Paul Krugman, Nobel de l'économie 2008, a publié lundi dans le New York Times une chronique-choc critiquant les décisions prises la veille au sommet du G20. Déplorant l'importance accordée à la réduction des déficits publics par les chefs de gouvernement, M. Krugman les a accusés de mener le monde à la troisième dépression des temps modernes: «Si la responsabilité fiscale à long terme est importante, sabrer dans les dépenses publiques au beau milieu d'une récession (...) équivaut à se tirer dans le pied.»
Le même jour, la Banque des règlements internationaux, le forum réunissant les gouverneurs des principales banques centrales du monde, insistait au contraire sur la nécessité pour les gouvernements d'assainir leurs finances. Admettant qu'une telle politique pourrait avoir des effets «préjudiciables» à court terme, la BRI affirme que renoncer à réduire les déficits publics aurait un impact «bien plus néfaste».
Deux camps d'experts placent donc les dirigeants des pays industrialisés devant un dilemme: continuer à stimuler l'économie (donc continuer à s'endetter) ou entreprendre de comprimer les dépenses gouvernementales pour mettre un terme à la spirale de l'endettement. Que faire?
L'approche la plus censée est sans doute de faire les deux en même temps, en agissant de manière intelligente et ciblée. Comme l'a souligné à Toronto le secrétaire général de l'OCDE, Angel Gurria, «le choix entre la reprise et la consolidation est un faux dilemme. Il faut atteindre un nouvel équilibre, où la reprise et l'emploi, d'une part, et l'assainissement des finances publiques, d'autre part, se renforcent mutuellement». De plus, tel qu'en ont convenu les leaders du G20, chaque pays doit adapter cette approche à ses circonstances propres. C'est d'ailleurs ce qui cloche dans la croisade de M. Krugman contre les tenants de l'austérité budgétaire?: elle est trop centrée sur la situation américaine. Malgré leur énorme déficit budgétaire, les États-Unis n'ont toujours pas de difficulté à se financer à des taux avantageux. Les autres pays lourdement endettés ne peuvent compter sur le même traitement privilégié de la part des marchés.
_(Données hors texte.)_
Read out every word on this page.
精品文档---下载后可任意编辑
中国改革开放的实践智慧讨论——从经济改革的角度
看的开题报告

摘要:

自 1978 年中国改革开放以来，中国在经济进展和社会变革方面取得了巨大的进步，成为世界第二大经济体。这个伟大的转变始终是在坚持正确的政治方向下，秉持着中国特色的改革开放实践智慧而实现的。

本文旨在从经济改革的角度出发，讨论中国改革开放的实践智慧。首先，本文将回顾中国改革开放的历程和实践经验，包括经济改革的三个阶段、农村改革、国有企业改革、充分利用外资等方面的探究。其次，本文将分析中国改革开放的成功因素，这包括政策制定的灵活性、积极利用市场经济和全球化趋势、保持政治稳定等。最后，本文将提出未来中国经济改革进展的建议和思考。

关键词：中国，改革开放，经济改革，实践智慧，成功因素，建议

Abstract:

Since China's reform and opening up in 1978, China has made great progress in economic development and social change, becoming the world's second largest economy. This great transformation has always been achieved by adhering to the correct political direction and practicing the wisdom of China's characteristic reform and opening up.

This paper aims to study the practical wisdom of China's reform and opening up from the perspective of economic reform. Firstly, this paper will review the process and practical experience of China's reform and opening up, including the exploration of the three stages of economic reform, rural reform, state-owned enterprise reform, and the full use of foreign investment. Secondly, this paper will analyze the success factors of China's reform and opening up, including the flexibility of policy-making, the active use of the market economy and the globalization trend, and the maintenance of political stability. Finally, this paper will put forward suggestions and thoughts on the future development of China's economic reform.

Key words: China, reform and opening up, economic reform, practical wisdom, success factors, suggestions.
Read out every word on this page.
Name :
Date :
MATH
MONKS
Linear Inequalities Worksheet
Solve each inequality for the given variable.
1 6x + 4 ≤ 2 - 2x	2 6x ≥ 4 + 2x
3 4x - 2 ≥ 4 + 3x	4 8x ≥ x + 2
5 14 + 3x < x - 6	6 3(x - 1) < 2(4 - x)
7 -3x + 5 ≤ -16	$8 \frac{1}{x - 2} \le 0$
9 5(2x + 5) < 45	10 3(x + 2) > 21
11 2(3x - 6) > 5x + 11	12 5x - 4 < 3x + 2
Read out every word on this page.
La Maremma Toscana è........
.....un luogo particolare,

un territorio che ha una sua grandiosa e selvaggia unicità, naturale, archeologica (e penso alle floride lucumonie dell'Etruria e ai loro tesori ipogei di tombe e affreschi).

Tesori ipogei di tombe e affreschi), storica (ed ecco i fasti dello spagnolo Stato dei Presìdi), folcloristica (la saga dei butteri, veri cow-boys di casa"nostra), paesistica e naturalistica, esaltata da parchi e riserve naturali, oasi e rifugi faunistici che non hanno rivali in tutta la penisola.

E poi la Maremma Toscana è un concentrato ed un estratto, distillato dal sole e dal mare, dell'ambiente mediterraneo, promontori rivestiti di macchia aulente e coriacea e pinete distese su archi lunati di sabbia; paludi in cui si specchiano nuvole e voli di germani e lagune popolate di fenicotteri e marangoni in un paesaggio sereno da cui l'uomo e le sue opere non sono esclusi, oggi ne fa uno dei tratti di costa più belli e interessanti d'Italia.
Si les Américains peuvent (peut-être) se permettre le nouveau plan de relance promu par le chroniqueur nobélisé, ce n'est certainement pas le cas des pays européens. D'autant plus qu'une croissance financée par la dette publique n'est jamais saine. Elle camoufle les faiblesses réelles de l'économie et retarde les ajustements nécessaires.
Un fardeau de dette trop lourd fragilise l'économie et se transforme rapidement en spirale infernale. Après avoir étudié les crises financières survenues dans le monde au cours des huit derniers siècles, les économistes Carmen Reinhart et Kenneth Rogoff concluent qu'elles ont toutes une source commune: l'endettement excessif, soit du secteur privé, soit du secteur public.
Or, depuis le début de la crise, l'endettement des pays industrialisés augmente à un rythme jamais vu depuis la Seconde Guerre mondiale. Si cette tendance n'est pas contrée, les gouvernements se trouveront vite en difficulté, coincés entre le service de la dette et les coûts générés par le vieillissement de la population.
C'est pourquoi les États dont la dette est élevée doivent agir dès maintenant pour en stopper la croissance et se doter d'un plan crédible pour la réduire. Cela ne devrait pas les empêcher d'agir pour stimuler l'économie. Cependant, les mesures choisies devraient favoriser une croissance solide à long terme plutôt que financer des projets politiquement rentables, mais à courte vue.
Cela dit, quelles que soient les politiques adoptées, rien n'est garanti. Si certains volets de l'économie mondiale se portent mieux, la confiance des investisseurs et des consommateurs reste extrêmement fragile. Si cette confiance bascule à nouveau, toute l'économie basculera avec elle.